Lay me down beneath the slate-grey sky
Sworn, avowed, a slave to time and tide
I hold on as the boat moves under me
Beholden to the ebb and flow, drifting helplessly

At the mercy of the weather
As the rain pours down
To the black on the horizon
We all are bound
The sun could shame me into smiling
If she came out
But she remains resolute in hiding
Behind the clouds

Each one of us has had the dream
To clamber onto shore
Just grateful to be home again
To cheat the cruel storm
To hold my own beloved close
Safe by the fireside
To shed all of these sodden clothes
To shelter warm and dry

A parable of drift and dislocation, this song was inspired by a Katherine Mansfield short story. I wrote it on Shernhall Street in Walthamstow, on the way back from dropping my nephew Alex off at his first day at primary school.
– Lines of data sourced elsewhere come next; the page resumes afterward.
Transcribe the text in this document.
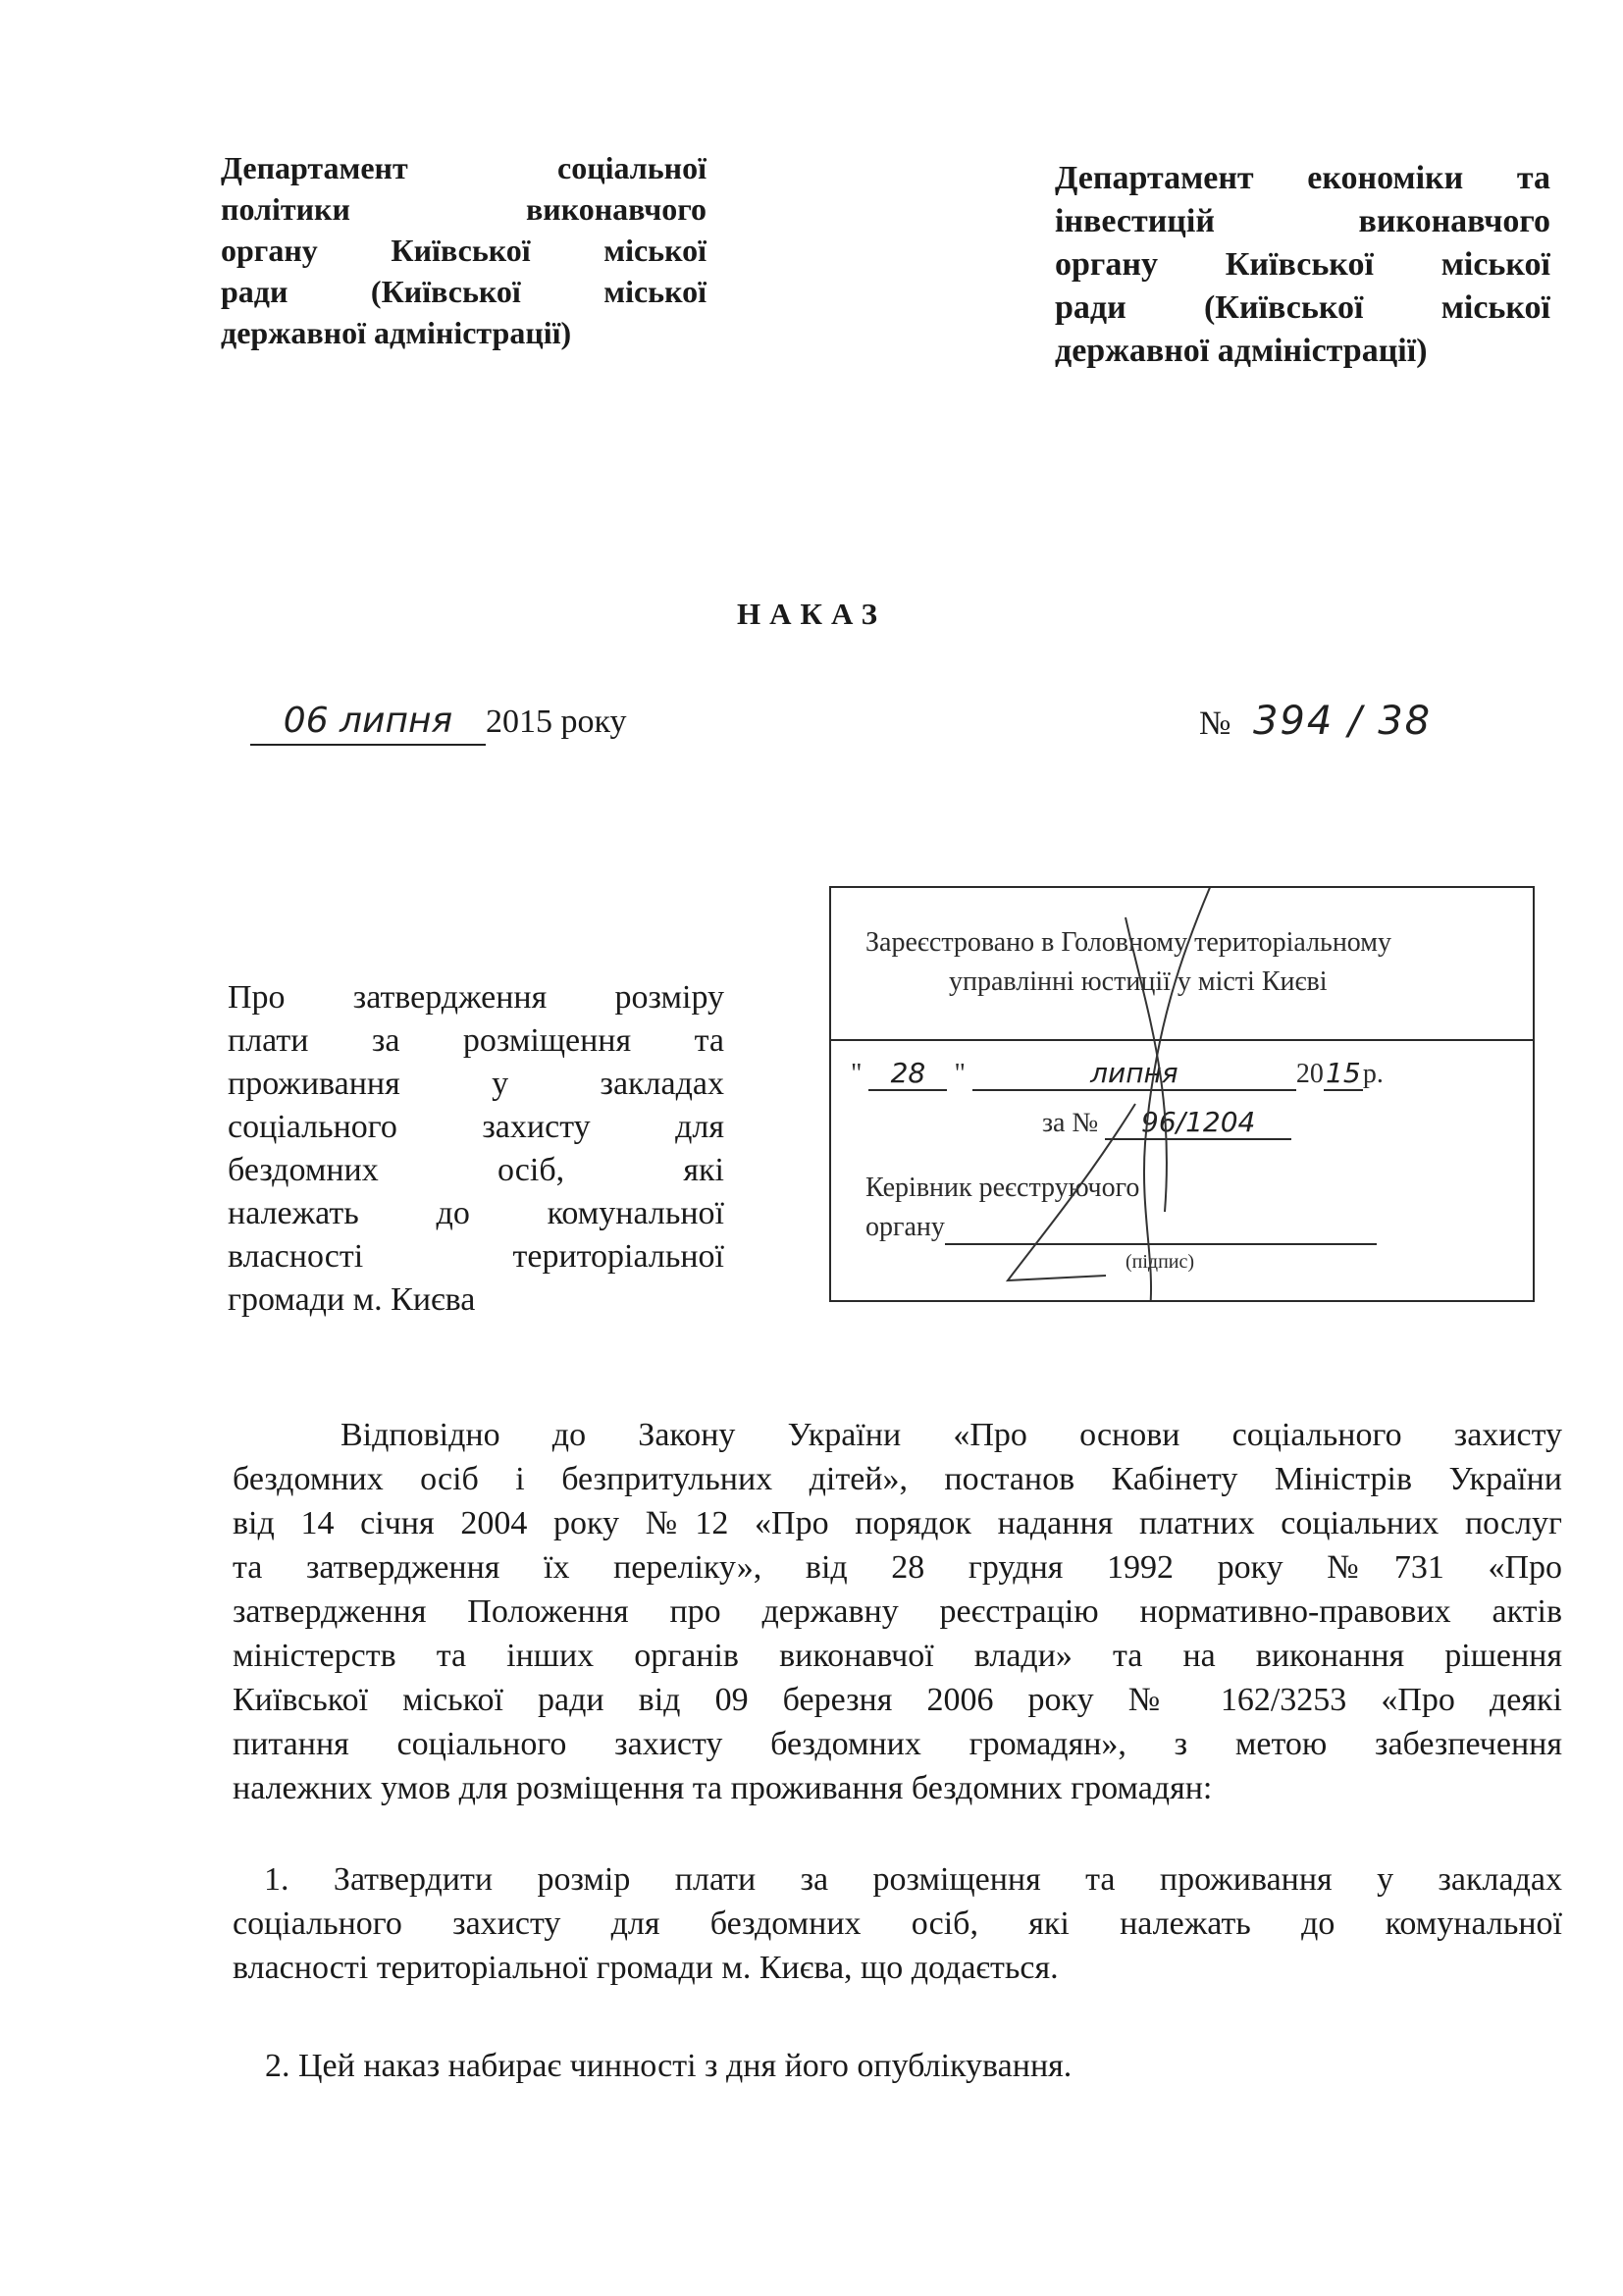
Департамент соціальної
політики виконавчого
органу Київської міської
ради (Київської міської
державної адміністрації)
Департамент економіки та
інвестицій виконавчого
органу Київської міської
ради (Київської міської
державної адміністрації)
НАКАЗ
06 липня 2015 року	№ 394 / 38
Про затвердження розміру
плати за розміщення та
проживання у закладах
соціального захисту для
бездомних осіб, які
належать до комунальної
власності територіальної
громади м. Києва
Зареєстровано в Головному територіальному
управлінні юстиції у місті Києві
" 28 "	липня	2015р.
за № 96/1204
Керівник реєструючого
органу
(підпис)
Відповідно до Закону України «Про основи соціального захисту
бездомних осіб і безпритульних дітей», постанов Кабінету Міністрів України
від 14 січня 2004 року №12 «Про порядок надання платних соціальних послуг
та затвердження їх переліку», від 28 грудня 1992 року №731 «Про
затвердження Положення про державну реєстрацію нормативно-правових актів
міністерств та інших органів виконавчої влади» та на виконання рішення
Київської міської ради від 09 березня 2006 року № 162/3253 «Про деякі
питання соціального захисту бездомних громадян», з метою забезпечення
належних умов для розміщення та проживання бездомних громадян:
1. Затвердити розмір плати за розміщення та проживання у закладах
соціального захисту для бездомних осіб, які належать до комунальної
власності територіальної громади м. Києва, що додається.
2. Цей наказ набирає чинності з дня його опублікування.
The five-string banjo on this tune was borrowed from Fred Tomkins, a friend of my mother’s who lives in Mumbles, near Swansea. We were round there for dinner and got talking about a banjo he’d once lent to my dad. I asked if I could have a look, got it out, played it, loved it, and took it home with me. Weeks later, I found some papers inside the case with chords written out in my father’s handwriting. My dad’s been dead for nearly twenty years.